Dear Mum who’s trying to do it all…

JUNE 2017

I am a huge fan of motivational and inspirational quotes. I use them in my teaching regularly. However, there are many I have come across since becoming a Mum that are far from inspiring; instead I find them limiting and patronising.

Take this example. “Dear Mum who’s trying to do it all: STOP. You’re only human.”

At first glance it seems supportive; trying to relieve us from the stress of everyday life. But the more I read it, the more I question it.

‘Dear Mum who’s trying to do it all’.

Why is it just Mums who are ‘trying to do it all’? I know many people: male, female, parents or not, who are incredibly busy doing many things, juggling all that life throws at them. Are Mums targeted with this sort of quote because we’re deemed to be the ones who need them the most? Is everyone else on top of it, and we’re the only ones who are ‘trying’?

And that’s the issue for me. The suggestion that Mums are ‘just trying’!

I would argue we are actually doing it, whatever ‘it’ may be. We’re raising our children alongside working, nurturing our relationships, cooking, cleaning, paying the bills, organising family gatherings or social events with friends. Maybe we’re managing an illness – our own or another’s, caring for an older family member, doing multiple school runs, attending parents evenings, making costumes, organising birthday parties and playdates, taking children to clubs or activities. Somewhere in there we might actually be doing something for ourselves. You get the idea. The list is endless. And we’re not just ‘trying’ to do it; we are actually doing it all.

Don’t patronise us and tell us we’re just ‘trying’. We may not always get it right but that doesn’t mean we’re only ‘trying’.

Onto the next part – ‘STOP‘.

Really?! That’s the advice, just ‘stop’?! Thank you. I feel so much better now, that really helps with any difficulties I may be having! How about a ‘well done’ or ‘thank you’. Not just stop! To me, saying ‘stop’ is to say ‘you aren’t doing well enough in your efforts so give up’. And no, I will not give up! Just because it is hard work doesn’t mean I won’t and can’t do it. I can and I will! What is needed is more understanding and supportive words that encourage us to get up tomorrow, to take the next step forward and not feel alone.

And lastly, ‘you’re only human’. How condescending.

Why am I ‘only’ human? This implies being ‘human’ is not good enough and never will be. To be human is to be flawed, yes. I accept we have limitations and we need to acknowledge these to help us manage our own expectations as well as those around us. We’re human, we may not be perfect but we should be proud of what we’re achieving day in, day out. We can only do so much in the time we have. Just because we may not achieve all we set out to do in a day, it doesn’t mean we failed, that we half-heartedly tried and it was to be expected as we’re only human.

No!

It means we get up the next day to finish what we started. We keep going, we keep others going. We fight through the hard times and celebrate the good times. We cry and we laugh. We love our children unconditionally and love our families no matter what. We are there for friends who need us; a shoulder to cry on, a bottle of prosecco to cheers with, chocolate to soothe with.

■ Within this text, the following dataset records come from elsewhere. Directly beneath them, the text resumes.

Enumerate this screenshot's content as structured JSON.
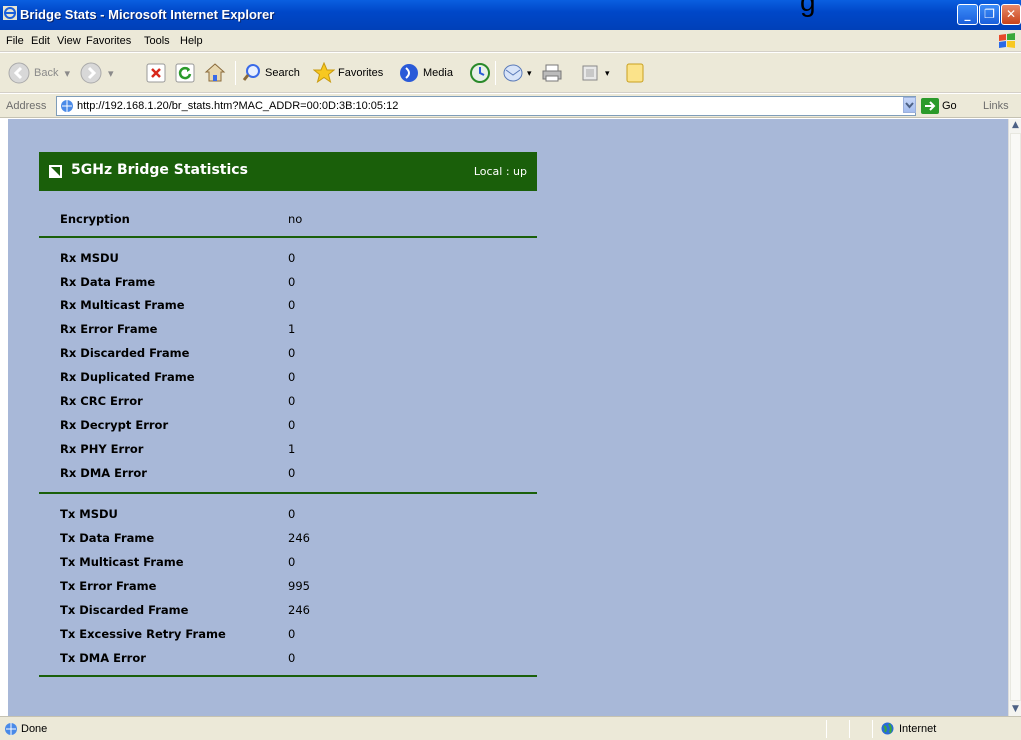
{
  "window": {
    "title": "Bridge Stats - Microsoft Internet Explorer",
    "clipped_text": "g"
  },
  "menu": {
    "items": [
      "File",
      "Edit",
      "View",
      "Favorites",
      "Tools",
      "Help"
    ]
  },
  "toolbar": {
    "back_label": "Back",
    "search_label": "Search",
    "favorites_label": "Favorites",
    "media_label": "Media"
  },
  "address": {
    "label": "Address",
    "url": "http://192.168.1.20/br_stats.htm?MAC_ADDR=00:0D:3B:10:05:12",
    "go_label": "Go",
    "links_label": "Links"
  },
  "panel": {
    "title": "5GHz Bridge Statistics",
    "status": "Local : up",
    "header_color": "#1a5f0a",
    "background_color": "#a8b8d8"
  },
  "stats": {
    "general": [
      {
        "label": "Encryption",
        "value": "no"
      }
    ],
    "rx": [
      {
        "label": "Rx MSDU",
        "value": "0"
      },
      {
        "label": "Rx Data Frame",
        "value": "0"
      },
      {
        "label": "Rx Multicast Frame",
        "value": "0"
      },
      {
        "label": "Rx Error Frame",
        "value": "1"
      },
      {
        "label": "Rx Discarded Frame",
        "value": "0"
      },
      {
        "label": "Rx Duplicated Frame",
        "value": "0"
      },
      {
        "label": "Rx CRC Error",
        "value": "0"
      },
      {
        "label": "Rx Decrypt Error",
        "value": "0"
      },
      {
        "label": "Rx PHY Error",
        "value": "1"
      },
      {
        "label": "Rx DMA Error",
        "value": "0"
      }
    ],
    "tx": [
      {
        "label": "Tx MSDU",
        "value": "0"
      },
      {
        "label": "Tx Data Frame",
        "value": "246"
      },
      {
        "label": "Tx Multicast Frame",
        "value": "0"
      },
      {
        "label": "Tx Error Frame",
        "value": "995"
      },
      {
        "label": "Tx Discarded Frame",
        "value": "246"
      },
      {
        "label": "Tx Excessive Retry Frame",
        "value": "0"
      },
      {
        "label": "Tx DMA Error",
        "value": "0"
      }
    ]
  },
  "status_bar": {
    "text": "Done",
    "zone": "Internet"
  }
}
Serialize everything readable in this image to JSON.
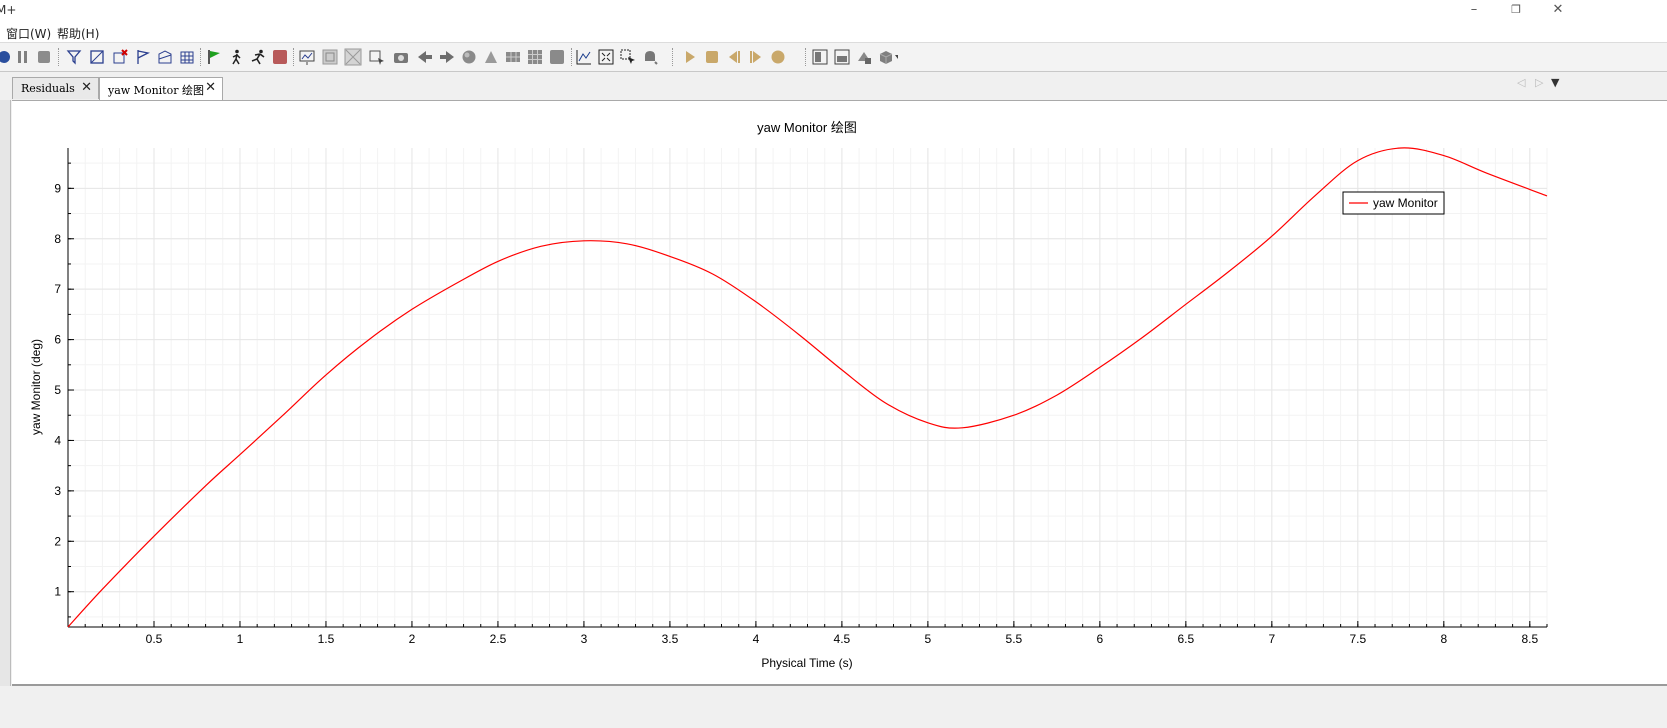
{
  "window": {
    "title": "M+",
    "minimize_label": "–",
    "restore_label": "❐",
    "close_label": "✕"
  },
  "menu": {
    "items": [
      {
        "label": "窗口(W)"
      },
      {
        "label": "帮助(H)"
      }
    ]
  },
  "toolbar": {
    "icons": [
      "record-icon",
      "pause-icon",
      "stop-icon",
      "filter-icon",
      "scene-icon",
      "delete-plot-icon",
      "flag-outline-icon",
      "plot-3d-icon",
      "mesh-icon",
      "run-flag-icon",
      "step-icon",
      "run-icon",
      "stop-run-icon",
      "image-icon",
      "grid-fit-icon",
      "zoom-icon",
      "select-icon",
      "camera-icon",
      "back-icon",
      "forward-icon",
      "sphere-icon",
      "probe-icon",
      "table-icon",
      "grid-icon",
      "box-icon",
      "plot-points-icon",
      "fit-icon",
      "cursor-icon",
      "bell-icon",
      "play-icon",
      "stop-anim-icon",
      "prev-frame-icon",
      "next-frame-icon",
      "record-anim-icon",
      "layout-icon",
      "layout2-icon",
      "view-icon",
      "cube-icon"
    ]
  },
  "tabs": [
    {
      "label": "Residuals",
      "close": "✕"
    },
    {
      "label": "yaw Monitor 绘图",
      "close": "✕"
    }
  ],
  "nav": {
    "left": "◁",
    "right": "▷",
    "menu": "▼"
  },
  "colors": {
    "series": "#ff0000",
    "grid": "#e6e6e6",
    "axis": "#000000"
  },
  "chart_data": {
    "type": "line",
    "title": "yaw Monitor 绘图",
    "xlabel": "Physical Time (s)",
    "ylabel": "yaw Monitor (deg)",
    "xlim": [
      0,
      8.6
    ],
    "ylim": [
      0.3,
      9.8
    ],
    "xticks": [
      0.5,
      1,
      1.5,
      2,
      2.5,
      3,
      3.5,
      4,
      4.5,
      5,
      5.5,
      6,
      6.5,
      7,
      7.5,
      8,
      8.5
    ],
    "xtick_labels": [
      "0.5",
      "1",
      "1.5",
      "2",
      "2.5",
      "3",
      "3.5",
      "4",
      "4.5",
      "5",
      "5.5",
      "6",
      "6.5",
      "7",
      "7.5",
      "8",
      "8.5"
    ],
    "yticks": [
      1,
      2,
      3,
      4,
      5,
      6,
      7,
      8,
      9
    ],
    "ytick_labels": [
      "1",
      "2",
      "3",
      "4",
      "5",
      "6",
      "7",
      "8",
      "9"
    ],
    "grid": true,
    "legend": {
      "position": "top-right",
      "entries": [
        "yaw Monitor"
      ]
    },
    "series": [
      {
        "name": "yaw Monitor",
        "color": "#ff0000",
        "x": [
          0.0,
          0.2,
          0.5,
          0.8,
          1.0,
          1.25,
          1.5,
          1.75,
          2.0,
          2.25,
          2.5,
          2.75,
          3.0,
          3.25,
          3.5,
          3.75,
          4.0,
          4.25,
          4.5,
          4.75,
          5.0,
          5.2,
          5.5,
          5.75,
          6.0,
          6.25,
          6.5,
          6.75,
          7.0,
          7.25,
          7.5,
          7.75,
          8.0,
          8.25,
          8.6
        ],
        "y": [
          0.3,
          1.05,
          2.1,
          3.1,
          3.72,
          4.5,
          5.3,
          6.0,
          6.6,
          7.1,
          7.55,
          7.85,
          7.96,
          7.9,
          7.65,
          7.3,
          6.75,
          6.1,
          5.4,
          4.75,
          4.35,
          4.25,
          4.5,
          4.9,
          5.45,
          6.05,
          6.7,
          7.35,
          8.05,
          8.85,
          9.55,
          9.8,
          9.65,
          9.3,
          8.85
        ]
      }
    ]
  }
}
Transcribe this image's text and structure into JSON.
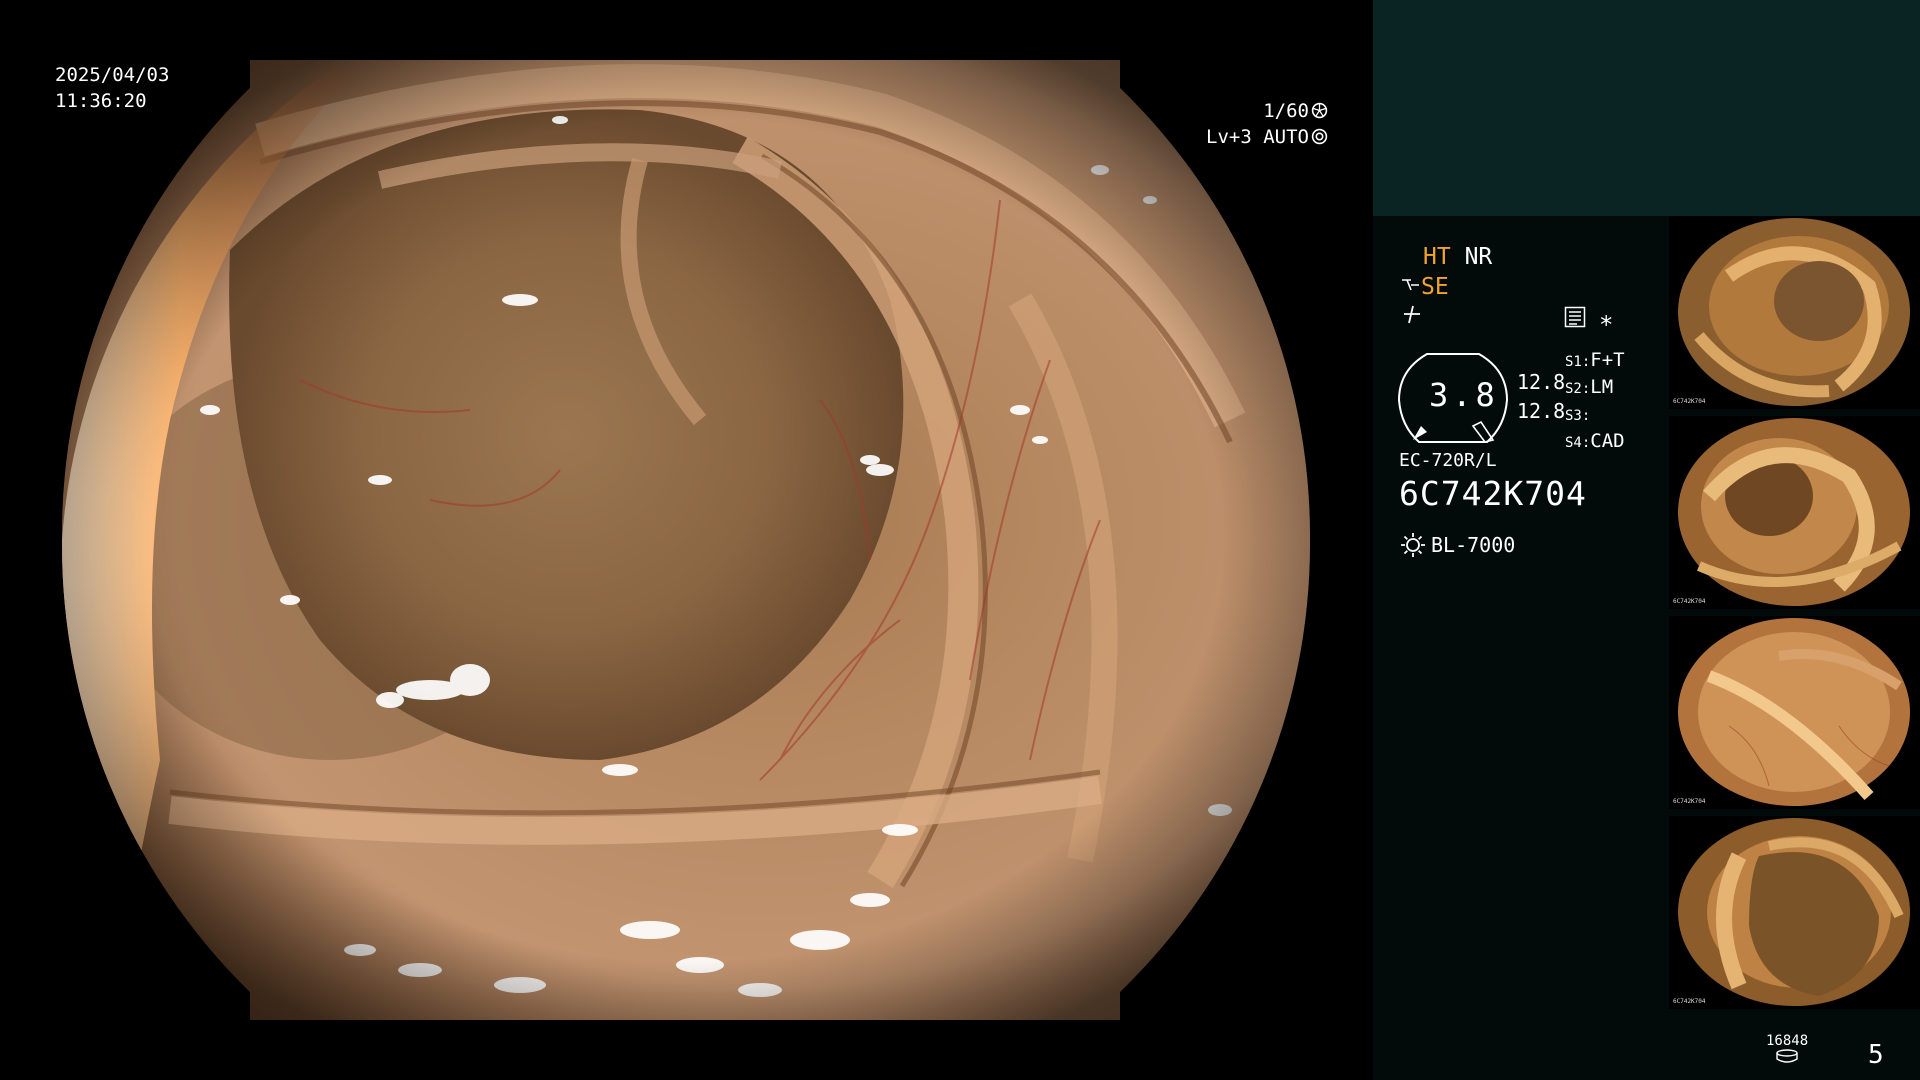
{
  "overlay": {
    "date": "2025/04/03",
    "time": "11:36:20",
    "shutter_speed": "1/60",
    "enhancement_level": "Lv+3",
    "iris_mode": "AUTO"
  },
  "panel": {
    "ht_label": "HT",
    "nr_label": "NR",
    "se_label": "SE",
    "dial_value": "3.8",
    "side_value_1": "12.8",
    "side_value_2": "12.8",
    "switches": [
      {
        "key": "S1:",
        "value": "F+T"
      },
      {
        "key": "S2:",
        "value": "LM"
      },
      {
        "key": "S3:",
        "value": ""
      },
      {
        "key": "S4:",
        "value": "CAD"
      }
    ],
    "scope_model": "EC-720R/L",
    "scope_serial": "6C742K704",
    "light_source": "BL-7000",
    "image_counter": "16848",
    "page_number": "5"
  },
  "colors": {
    "amber": "#f2a431",
    "panel_top": "#0a2323",
    "panel_bg": "#030a0a"
  },
  "thumbnails": [
    {
      "serial": "6C742K704"
    },
    {
      "serial": "6C742K704"
    },
    {
      "serial": "6C742K704"
    },
    {
      "serial": "6C742K704"
    }
  ]
}
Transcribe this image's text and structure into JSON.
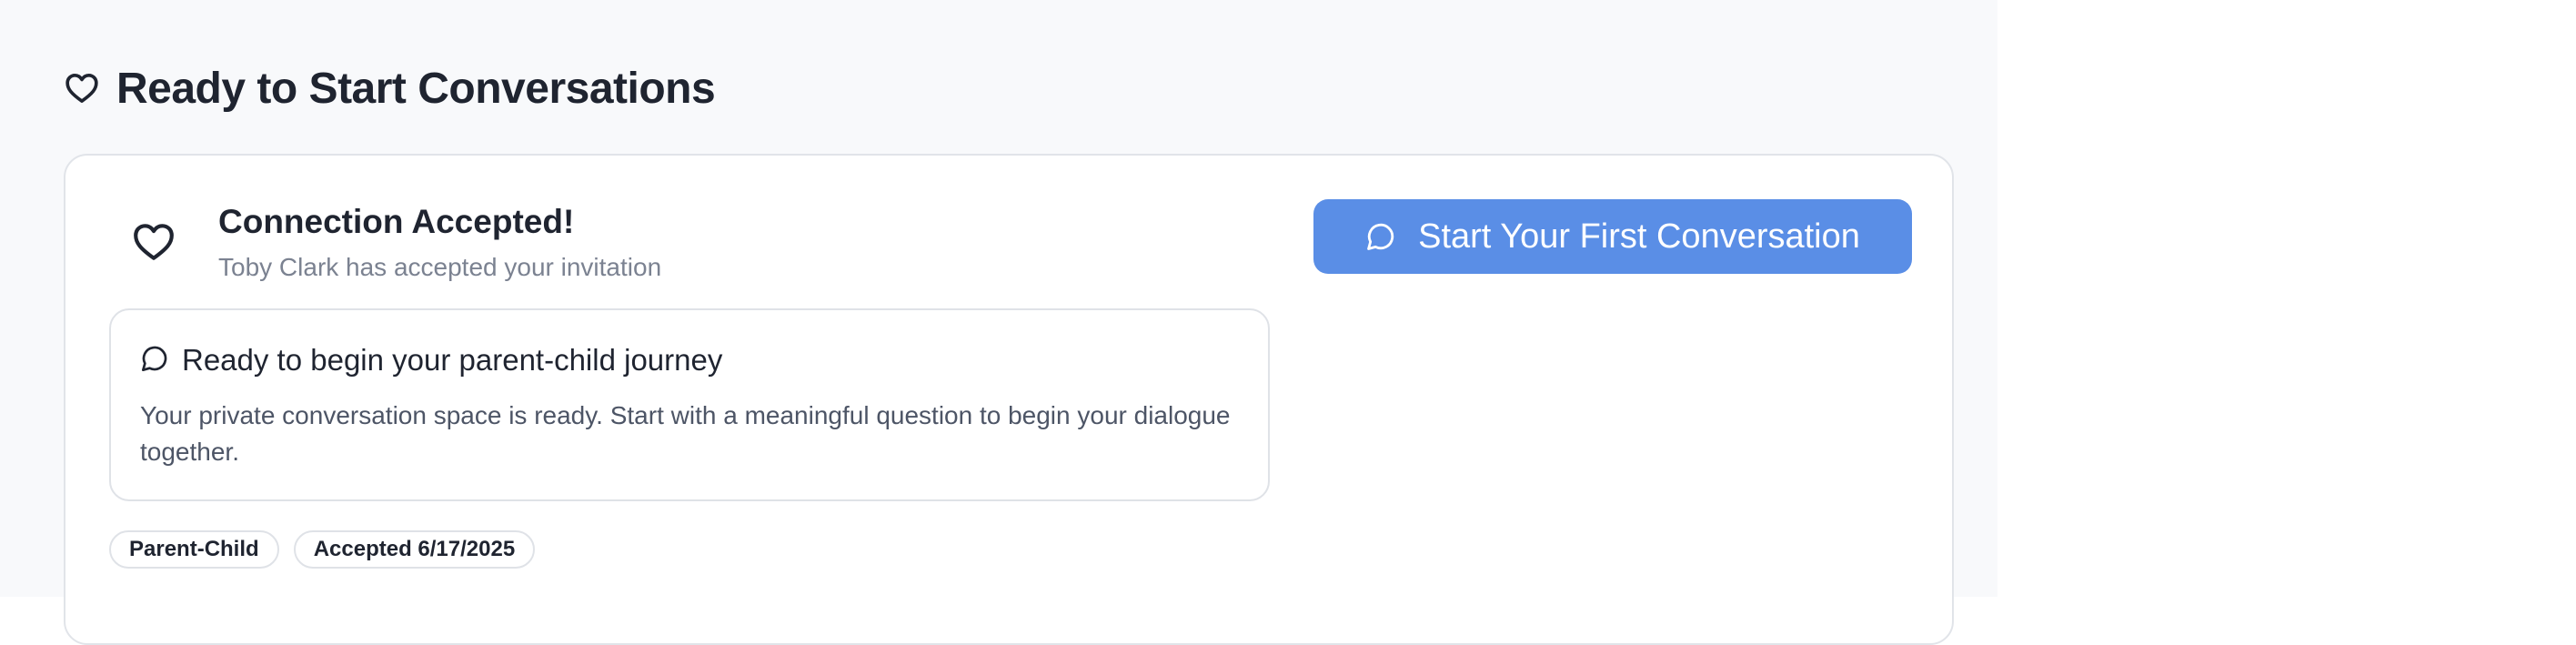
{
  "section": {
    "title": "Ready to Start Conversations",
    "icon": "heart-icon"
  },
  "connection": {
    "icon": "heart-icon",
    "title": "Connection Accepted!",
    "subtitle": "Toby Clark has accepted your invitation"
  },
  "start_button": {
    "icon": "chat-bubble-icon",
    "label": "Start Your First Conversation"
  },
  "info_box": {
    "icon": "chat-bubble-icon",
    "heading": "Ready to begin your parent-child journey",
    "body": "Your private conversation space is ready. Start with a meaningful question to begin your dialogue together."
  },
  "tags": [
    {
      "label": "Parent-Child"
    },
    {
      "label": "Accepted 6/17/2025"
    }
  ],
  "colors": {
    "accent": "#5a8ee6",
    "text_primary": "#1f2430",
    "text_muted": "#7b8291",
    "page_background": "#f8f9fb",
    "border": "#e1e4e9"
  }
}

We will make mistakes. We will get angry. We will have days when we want to fall down. Because we are human.

I’m proud of what I’m doing. I’m not always doing it right but I’m learning as I go. I am a Mum, a wife, a teacher, a daughter, a sister and a friend. I juggle many things, sometimes the balls drop and other times they fly high. I am human which means I am capable of wonderful things such as dancing with my daughter to Mary Poppins for the hundredth time; listening to my husband when he’s had a bad day; advising a student who is struggling; being there on my sister’s birthday to surprise her; baking a cake to say thank you to someone at work; registering with Anthony Nolan to donate for blood cancer. All these things may not be grand gestures, but they are everyday things to show someone I care. After all, to be human is to love, not to be perfectly doing it all.

So to my fellow Mums, my advice is not to stop but keep going and keep loving. It’s what we do best. I raise my glass to you and say ‘well done!’ We are fantastic because we are human and we do it all because we are Mums. And that is something to celebrate.